At Perimeter School, we often use heavy-weight terms: change the world, global impact, eternal significance. To the casual observer, these phrases can sound like spiritual embellishment. Can a middle school student really shift the trajectory of a city? Can a single family’s influence actually reach the ends of the earth? 

If we look at the world through the lens of modern "event-based" metrics, the answer is often a discouraging "no." But when we apply a biblical framework, we discover that the most "outrageous" visions are achieved through ordinary, small-scale purposeful faithfulness. 

Think Big: The Principle of the Magic Third 

We often believe that to change a culture, we must first capture the masses. However, in his "Magic Third" principle, Malcolm Gladwell suggests that once a third of a culture adopts a new behavior or perspective, the shift becomes easy, natural, and inevitable. 

When a student impacts his or her friend group, they are not just "being nice"; they are reclaiming a sphere for the kingdom. If that influence reaches a third of the class, the class shifts. If it reaches three grades, the school shifts. This isn't just social engineering; it is the "leaven" of the Kingdom of God working through the dough of human society. 

"The kingdom of heaven is like leaven that a woman took and hid in three measures of flour, till it was all leavened."
Matthew 13:33
 

 

Start Small: The Math of the Kingdom 

The world is obsessed with the "Colosseum-style" gathering - the big event, the viral moment, the 20,000-person conversion. While we celebrate every soul brought to Christ, the math of "big" is surprisingly slow. 

Consider the three models of growth: 

  1. The Daily Evangelist: One person led to Christ every single day. To reach the world, it would take 23 million years. 

  2. The Weekly Colosseum: 20,000 people per week. To reach a world of 8.5 billion, it would take 1,165 years. 

  3. The Discipleship Model: One person invests deeply in one new believer for a whole year. At the end of the year, there are two. The next year, those two each invest in one more, making four. 
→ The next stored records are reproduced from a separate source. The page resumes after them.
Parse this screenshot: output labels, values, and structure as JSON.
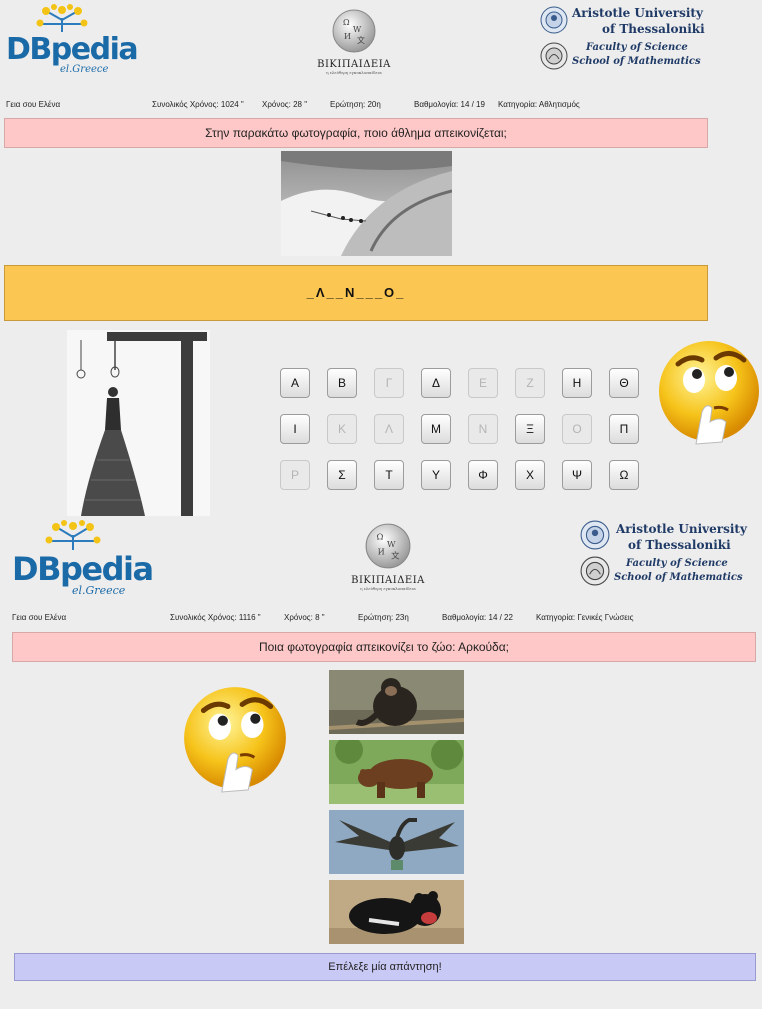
{
  "header": {
    "dbpedia_word": "DBpedia",
    "dbpedia_sub": "el.Greece",
    "wikipedia_name": "BIKIΠAIΔEIA",
    "wikipedia_slogan": "η ελεύθερη εγκυκλοπαίδεια",
    "university_line1": "Aristotle University",
    "university_line2": "of Thessaloniki",
    "faculty_line1": "Faculty of Science",
    "faculty_line2": "School of Mathematics"
  },
  "screen1": {
    "greeting": "Γεια σου Ελένα",
    "total_time": "Συνολικός Χρόνος:  1024 \"",
    "time": "Χρόνος:  28 \"",
    "question_no": "Ερώτηση: 20η",
    "score": "Βαθμολογία: 14 / 19",
    "category": "Κατηγορία: Αθλητισμός",
    "question": "Στην παρακάτω φωτογραφία, ποιο άθλημα απεικονίζεται;",
    "hidden_word": "_Λ__Ν___Ο_",
    "keyboard": [
      [
        {
          "l": "Α",
          "on": true
        },
        {
          "l": "Β",
          "on": true
        },
        {
          "l": "Γ",
          "on": false
        },
        {
          "l": "Δ",
          "on": true
        },
        {
          "l": "Ε",
          "on": false
        },
        {
          "l": "Ζ",
          "on": false
        },
        {
          "l": "Η",
          "on": true
        },
        {
          "l": "Θ",
          "on": true
        }
      ],
      [
        {
          "l": "Ι",
          "on": true
        },
        {
          "l": "Κ",
          "on": false
        },
        {
          "l": "Λ",
          "on": false
        },
        {
          "l": "Μ",
          "on": true
        },
        {
          "l": "Ν",
          "on": false
        },
        {
          "l": "Ξ",
          "on": true
        },
        {
          "l": "Ο",
          "on": false
        },
        {
          "l": "Π",
          "on": true
        }
      ],
      [
        {
          "l": "Ρ",
          "on": false
        },
        {
          "l": "Σ",
          "on": true
        },
        {
          "l": "Τ",
          "on": true
        },
        {
          "l": "Υ",
          "on": true
        },
        {
          "l": "Φ",
          "on": true
        },
        {
          "l": "Χ",
          "on": true
        },
        {
          "l": "Ψ",
          "on": true
        },
        {
          "l": "Ω",
          "on": true
        }
      ]
    ]
  },
  "screen2": {
    "greeting": "Γεια σου Ελένα",
    "total_time": "Συνολικός Χρόνος:  1116 \"",
    "time": "Χρόνος:  8 \"",
    "question_no": "Ερώτηση: 23η",
    "score": "Βαθμολογία: 14 / 22",
    "category": "Κατηγορία: Γενικές Γνώσεις",
    "question": "Ποια φωτογραφία απεικονίζει το ζώο: Αρκούδα;",
    "answer_prompt": "Επέλεξε μία απάντηση!",
    "options": [
      "chimpanzee-photo",
      "bear-photo",
      "cormorant-photo",
      "tasmanian-devil-photo"
    ]
  },
  "colors": {
    "question_bg": "#ffc8c8",
    "word_bg": "#fbc652",
    "answer_bg": "#c9c9f6",
    "brand_blue": "#1b6aa8",
    "panel_bg": "#ededed"
  }
}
At first, the discipleship model appears to be a failure. After ten years, you have only 512 people. Today’s "influencer" would look down on such a meager "return on investment." But discipleship is the math of the kingdom. 
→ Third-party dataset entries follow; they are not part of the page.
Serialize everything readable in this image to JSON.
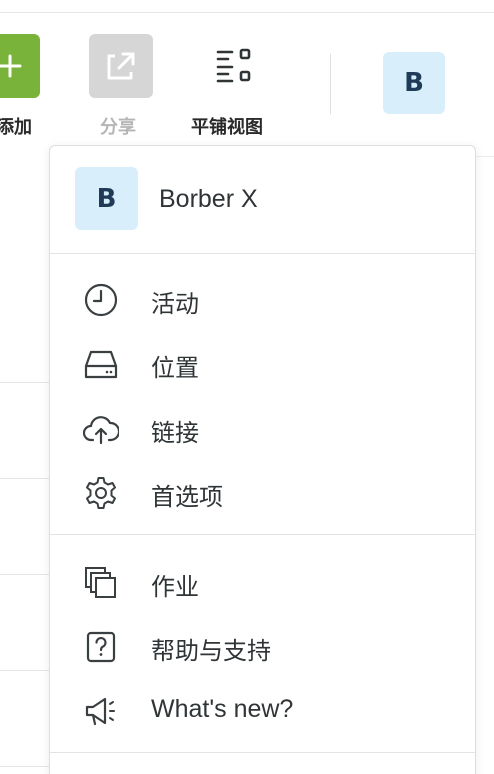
{
  "toolbar": {
    "add_label": "添加",
    "share_label": "分享",
    "tile_view_label": "平铺视图",
    "avatar_initial": "B"
  },
  "menu": {
    "user": {
      "initial": "B",
      "name": "Borber X"
    },
    "items": [
      {
        "label": "活动",
        "icon": "clock-icon"
      },
      {
        "label": "位置",
        "icon": "drive-icon"
      },
      {
        "label": "链接",
        "icon": "cloud-upload-icon"
      },
      {
        "label": "首选项",
        "icon": "gear-icon"
      },
      {
        "label": "作业",
        "icon": "stacked-copies-icon"
      },
      {
        "label": "帮助与支持",
        "icon": "help-icon"
      },
      {
        "label": "What's new?",
        "icon": "megaphone-icon"
      }
    ]
  },
  "colors": {
    "add_green": "#7ab33a",
    "share_gray": "#d6d6d6",
    "avatar_bg": "#d8eefa",
    "avatar_text": "#1f3b57"
  }
}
By year 13, the discipleship model passes the daily evangelist. By year 26, it surpasses the weekly Colosseum. By year 34, the entire population of the Earth would be reached if God did not slow the process. 

Go Deep: The Theology of Life-on-Life Investment 

Why does this work? Because, as J.I. Packer and John Owen emphasized, true spiritual growth is not merely the transmission of information, but the "mortification of sin" and the "vivification of the Spirit" through deep, communal life. 

Timothy Keller often spoke of "Center Church" - the idea that the gospel changes the heart, which changes the community, which then changes the culture. This is the "start small" mandate. We are not called to save the world in our own strength; we are called to be faithful to the person right in front of us. 

When we invest in one student or one neighbor for a year, we participate in spiritual compounding interest. We are following the pattern of Christ, who spent the bulk of His ministry not with the thousands on the hillside, but with the twelve in the upper room. 

The Vision for Perimeter School 

Our students are experiencing a different type of leadership development because we aren't just teaching them to be "leaders"; we are teaching them to be disciples who make disciples. If they can change their friend group, they can change their grade and their school. If they can change their school, they can impact Northeast Atlanta. Eventually, through the quiet, compounding potential of discipleship empowered by the Holy Spirit, they truly can change the world. 

We serve a God who delights in using the small to confound the great. Let us not despise the day of small beginnings, for it is the seed of an eternal harvest. 

"For who has despised the day of small things?